Le Le will be transported to China on Singapore Airlines in a customised crate, which is currently being built. When it is completed, the animal care team will start conditioning him to his crate with food rewards.
This is to encourage him to enter the crate voluntarily and get used to being inside it, said Mandai.
“This consistent training will aid the keepers in the transfer of Le Le, making it as stress-free as possible on the day his flight departs,” it said.
In September, it was reported that the cub had shown increasing signs of independence such as eating, resting and playing on his own.

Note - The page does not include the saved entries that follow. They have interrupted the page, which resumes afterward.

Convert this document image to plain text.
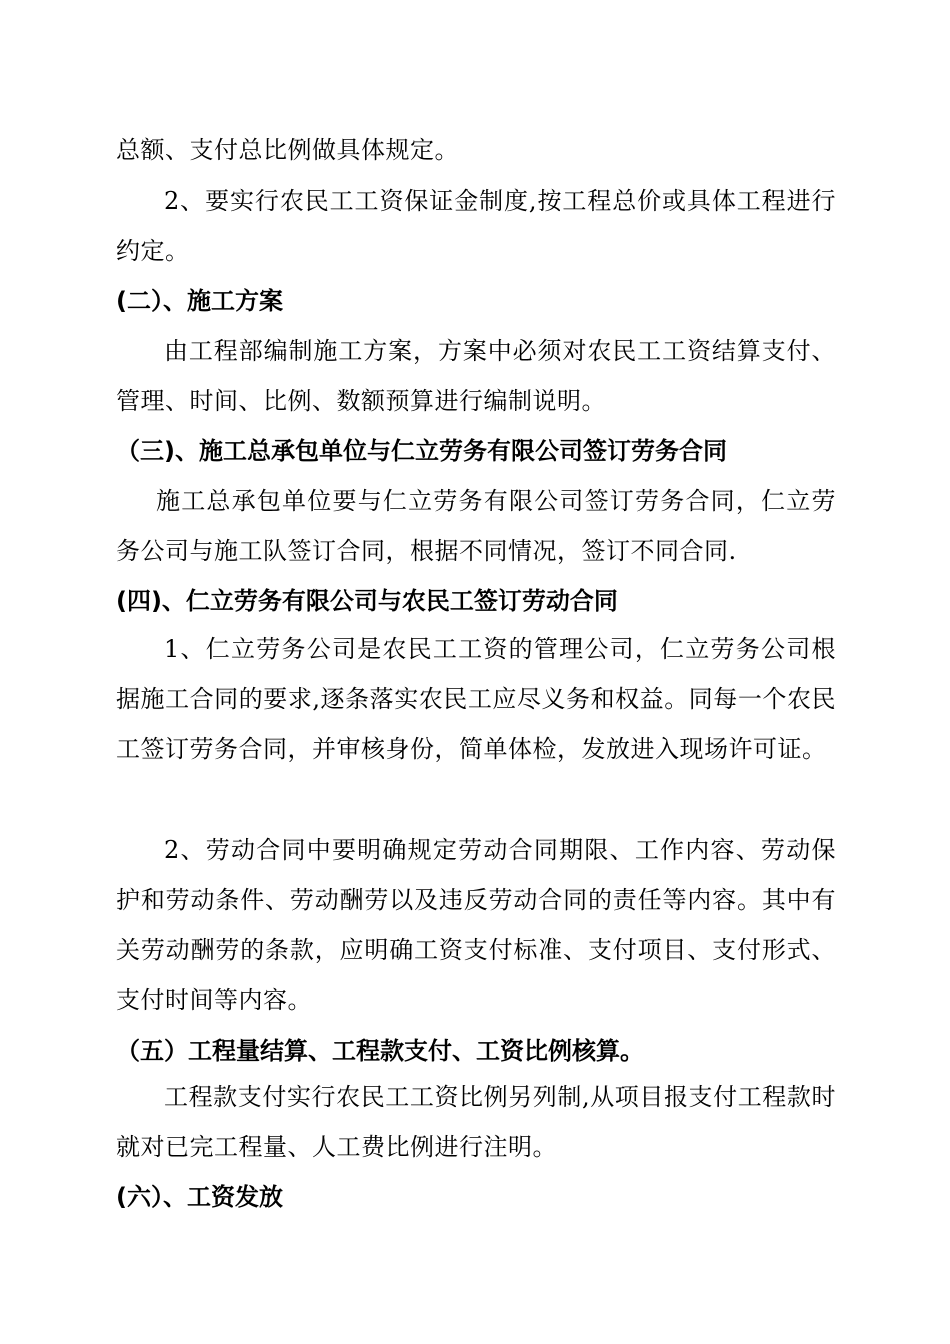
总额、支付总比例做具体规定。
2、要实行农民工工资保证金制度,按工程总价或具体工程进行约定。
(二）、施工方案
由工程部编制施工方案，方案中必须对农民工工资结算支付、管理、时间、比例、数额预算进行编制说明。
（三)、施工总承包单位与仁立劳务有限公司签订劳务合同
施工总承包单位要与仁立劳务有限公司签订劳务合同，仁立劳务公司与施工队签订合同，根据不同情况，签订不同合同.
(四)、仁立劳务有限公司与农民工签订劳动合同
1、仁立劳务公司是农民工工资的管理公司，仁立劳务公司根据施工合同的要求,逐条落实农民工应尽义务和权益。同每一个农民工签订劳务合同，并审核身份，简单体检，发放进入现场许可证。
2、劳动合同中要明确规定劳动合同期限、工作内容、劳动保护和劳动条件、劳动酬劳以及违反劳动合同的责任等内容。其中有关劳动酬劳的条款，应明确工资支付标准、支付项目、支付形式、支付时间等内容。
（五）工程量结算、工程款支付、工资比例核算。
工程款支付实行农民工工资比例另列制,从项目报支付工程款时就对已完工程量、人工费比例进行注明。
(六）、工资发放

His mother, Jia Jia, has also started to show “avoidance behaviours” such as moving away when he approaches. In the last month, she has also displayed “initial signs of rejection” like chasing Le Le away, Mandai said on Sunday.
“This is the natural progression in the Giant Panda species, and Jia Jia will eventually reject two-year-old Le Le,” it said.
Under the terms of Chinese panda loan agreements, cubs born on foreign soil are generally returned to China when they turn two. China loans these animals to foreign countries as a goodwill gesture, an effort that has become popularly known as “panda diplomacy”.
Le Le was born to giant pandas Jia Jia and Kai Kai at about 7.50am on Aug 14, 2021 – their firstborn since they arrived in Singapore in 2012 on loan from China. It took them seven attempts to conceive the cub.
Meanwhile, Jia Jia and Kai Kai’s stay in Singapore was extended in 2022 for five more years until 2027 under an agreement signed by CWCA and Mandai Wildlife Group.
Ms Lorraine Khoo, who has two young children, said her family last visited Le Le in July and plans to visit him again before he leaves for China.
Her four-year-old son has a special fondness for the panda cub as they share a similar name, said Ms Khoo, a stay-at-home mum.
“His Chinese name is Le Cong, so we have called him Le Le since he was a baby,” said Ms Khoo, 35.
“We are very happy that we have more time to visit him again before he goes back.”